Mostly though, right now, the governments of the world just need to start cracking down on capitalist businesses that are harming the public. The EU is at least trying, but the results have been mixed. The US was starting to do something under Biden and then Trump took over and... wowza. I think the recent NYC election shows that the population is well to the left of the democratic party establishment, and that cracking down on big business could be a huge win in future elections.
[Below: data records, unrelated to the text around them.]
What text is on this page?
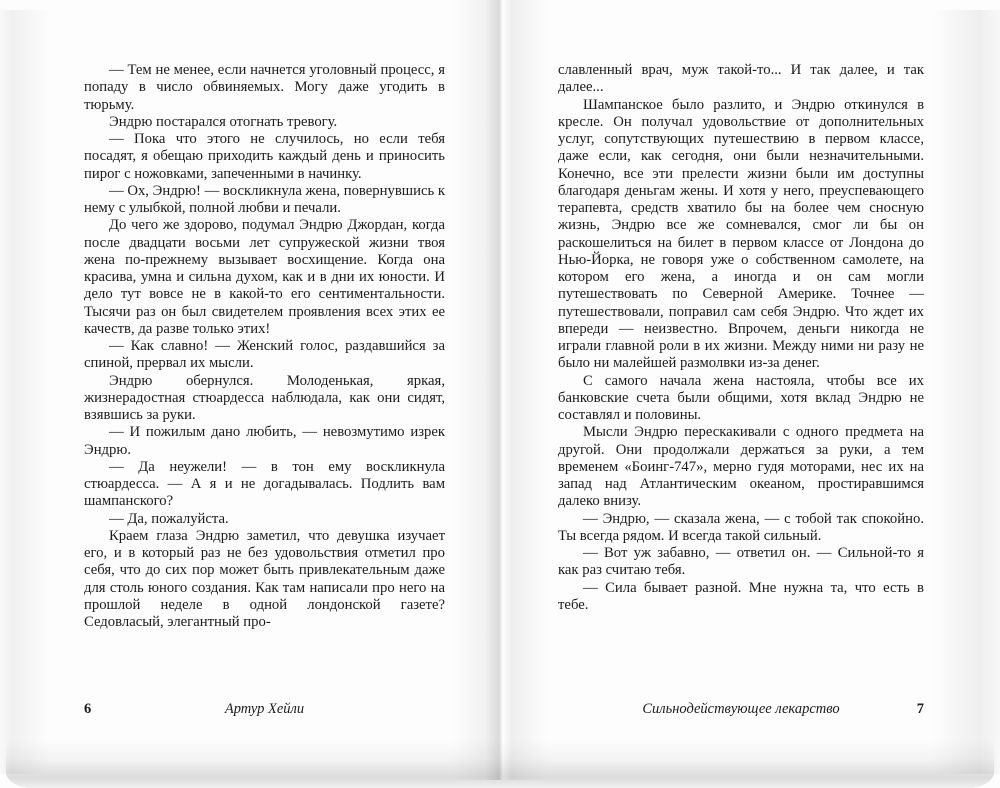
— Тем не менее, если начнется уголовный процесс, я попаду в число обвиняемых. Могу даже угодить в тюрьму.

Эндрю постарался отогнать тревогу.

— Пока что этого не случилось, но если тебя посадят, я обещаю приходить каждый день и приносить пирог с ножовками, запеченными в начинку.

— Ох, Эндрю! — воскликнула жена, повернувшись к нему с улыбкой, полной любви и печали.

До чего же здорово, подумал Эндрю Джордан, когда после двадцати восьми лет супружеской жизни твоя жена по-прежнему вызывает восхищение. Когда она красива, умна и сильна духом, как и в дни их юности. И дело тут вовсе не в какой-то его сентиментальности. Тысячи раз он был свидетелем проявления всех этих ее качеств, да разве только этих!

— Как славно! — Женский голос, раздавшийся за спиной, прервал их мысли.

Эндрю обернулся. Молоденькая, яркая, жизнерадостная стюардесса наблюдала, как они сидят, взявшись за руки.

— И пожилым дано любить, — невозмутимо изрек Эндрю.

— Да неужели! — в тон ему воскликнула стюардесса. — А я и не догадывалась. Подлить вам шампанского?

— Да, пожалуйста.

Краем глаза Эндрю заметил, что девушка изучает его, и в который раз не без удовольствия отметил про себя, что до сих пор может быть привлекательным даже для столь юного создания. Как там написали про него на прошлой неделе в одной лондонской газете? Седовласый, элегантный про-

6	Артур Хейли

славленный врач, муж такой-то... И так далее, и так далее...

Шампанское было разлито, и Эндрю откинулся в кресле. Он получал удовольствие от дополнительных услуг, сопутствующих путешествию в первом классе, даже если, как сегодня, они были незначительными. Конечно, все эти прелести жизни были им доступны благодаря деньгам жены. И хотя у него, преуспевающего терапевта, средств хватило бы на более чем сносную жизнь, Эндрю все же сомневался, смог ли бы он раскошелиться на билет в первом классе от Лондона до Нью-Йорка, не говоря уже о собственном самолете, на котором его жена, а иногда и он сам могли путешествовать по Северной Америке. Точнее — путешествовали, поправил сам себя Эндрю. Что ждет их впереди — неизвестно. Впрочем, деньги никогда не играли главной роли в их жизни. Между ними ни разу не было ни малейшей размолвки из-за денег.

С самого начала жена настояла, чтобы все их банковские счета были общими, хотя вклад Эндрю не составлял и половины.

Мысли Эндрю перескакивали с одного предмета на другой. Они продолжали держаться за руки, а тем временем «Боинг-747», мерно гудя моторами, нес их на запад над Атлантическим океаном, простиравшимся далеко внизу.

— Эндрю, — сказала жена, — с тобой так спокойно. Ты всегда рядом. И всегда такой сильный.

— Вот уж забавно, — ответил он. — Сильной-то я как раз считаю тебя.

— Сила бывает разной. Мне нужна та, что есть в тебе.

Сильнодействующее лекарство	7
one of the amazing features of the USA is water companies... providing water to your house... because that's how it's always been done here
And then uses his immense wealth and contacts to make frivolous lawsuits against smaller bakers trying to make their own machine, knowing full well they will not win in court but will financially ruin the smaller baker and tie them up in litigation for years, then forcing them to an unfair arbitration where they make a shit offer to buy out the competition
Even in the best case s scenario - bakeries compete making uniform quality products without involving political shenanigans - the price of bread is independent of the cost of production.
What you're looking for as a business is the "clearing price", which is the price at which your (sales * price) generates the maximum revenue.
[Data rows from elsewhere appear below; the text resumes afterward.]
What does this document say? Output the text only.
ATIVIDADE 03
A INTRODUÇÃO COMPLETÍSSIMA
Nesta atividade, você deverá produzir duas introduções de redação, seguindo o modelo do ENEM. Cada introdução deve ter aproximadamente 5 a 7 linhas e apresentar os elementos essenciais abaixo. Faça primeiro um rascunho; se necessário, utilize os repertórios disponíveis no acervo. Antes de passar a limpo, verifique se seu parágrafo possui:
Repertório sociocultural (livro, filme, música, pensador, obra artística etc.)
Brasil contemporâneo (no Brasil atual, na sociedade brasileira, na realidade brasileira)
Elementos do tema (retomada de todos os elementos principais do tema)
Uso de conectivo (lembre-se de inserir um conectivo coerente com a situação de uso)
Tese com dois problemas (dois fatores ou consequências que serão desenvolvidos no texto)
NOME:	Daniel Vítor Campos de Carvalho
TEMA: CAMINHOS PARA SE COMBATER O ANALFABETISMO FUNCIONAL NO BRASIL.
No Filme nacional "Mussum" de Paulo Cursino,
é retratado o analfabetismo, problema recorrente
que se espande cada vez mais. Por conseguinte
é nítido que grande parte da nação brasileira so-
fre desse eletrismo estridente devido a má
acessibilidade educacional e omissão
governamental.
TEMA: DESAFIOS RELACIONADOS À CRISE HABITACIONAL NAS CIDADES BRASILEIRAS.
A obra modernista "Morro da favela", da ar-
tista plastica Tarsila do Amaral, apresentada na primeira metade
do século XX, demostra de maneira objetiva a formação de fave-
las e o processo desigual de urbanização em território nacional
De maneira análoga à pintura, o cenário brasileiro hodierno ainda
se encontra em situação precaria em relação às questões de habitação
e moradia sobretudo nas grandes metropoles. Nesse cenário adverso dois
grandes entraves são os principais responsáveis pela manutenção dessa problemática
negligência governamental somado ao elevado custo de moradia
New capital that lowers per unit cost does not change the price. It raises profit margins. Only when multiple vendors in competition have access to this capital does the clearing price fall.
The major premise of Capitalism is risk vs reward. We hit a tipping point though, where 99% of people do not have any capital to risk, and the people who do have the capital have enough to nullify any risk.
Tax the rich.
Not just having capital, but got a hostage situation where their failure would collapse the economy therefore they are not allowed to fail and must be bailed out by the government they paid (often for far less) for earlier.
I don't buy into the "too big to fail" idea for individuals.
I really think it only applies to banks, mainly because they hold the money of common people. Anyone else should be allowed to fail. Probably the greatest financial policy fuckup of my life was bailing everybody out in 2008 and not holding anyone accountable for their actions. That gets back to risk and reward breaking down. Those companies should have been allowed to fail. The money, workers and demand for services don't disappear, they shift to more stable competitors.
Sometimes I get mad about how we in practice have basic income for the rich. If you have a few million dollars, you can park it in zero or low risk investments (eg: high yield savings, bonds) and get free money. Then you can just fuck off and pursue your dreams. No risk. Lots of reward.
But if you're poor? Well you better take any job for any salary or you're just a parasite blah blah blah. All pain, some risk, little reward.
My ex gets an allowance from his grandparents every week. They also bought him a house.
He’d get a job for a couple years, fuck around and get fired. Only got through college because I did his homework.
He has a house, he has a fridge full of food, he can go to restaurants and order out and take weeks off for vacation.
I worked full time through college, often three jobs. I still have massive student loans. I work two part time jobs, because the career field I went into is collapsing, and I’m not welcome as a trans person anyway.
I have always worked; he has not. I sleep on a rug and stack of pillows; he can pick out whatever luxury furniture he wants.
Work is entirely disconnected from reward.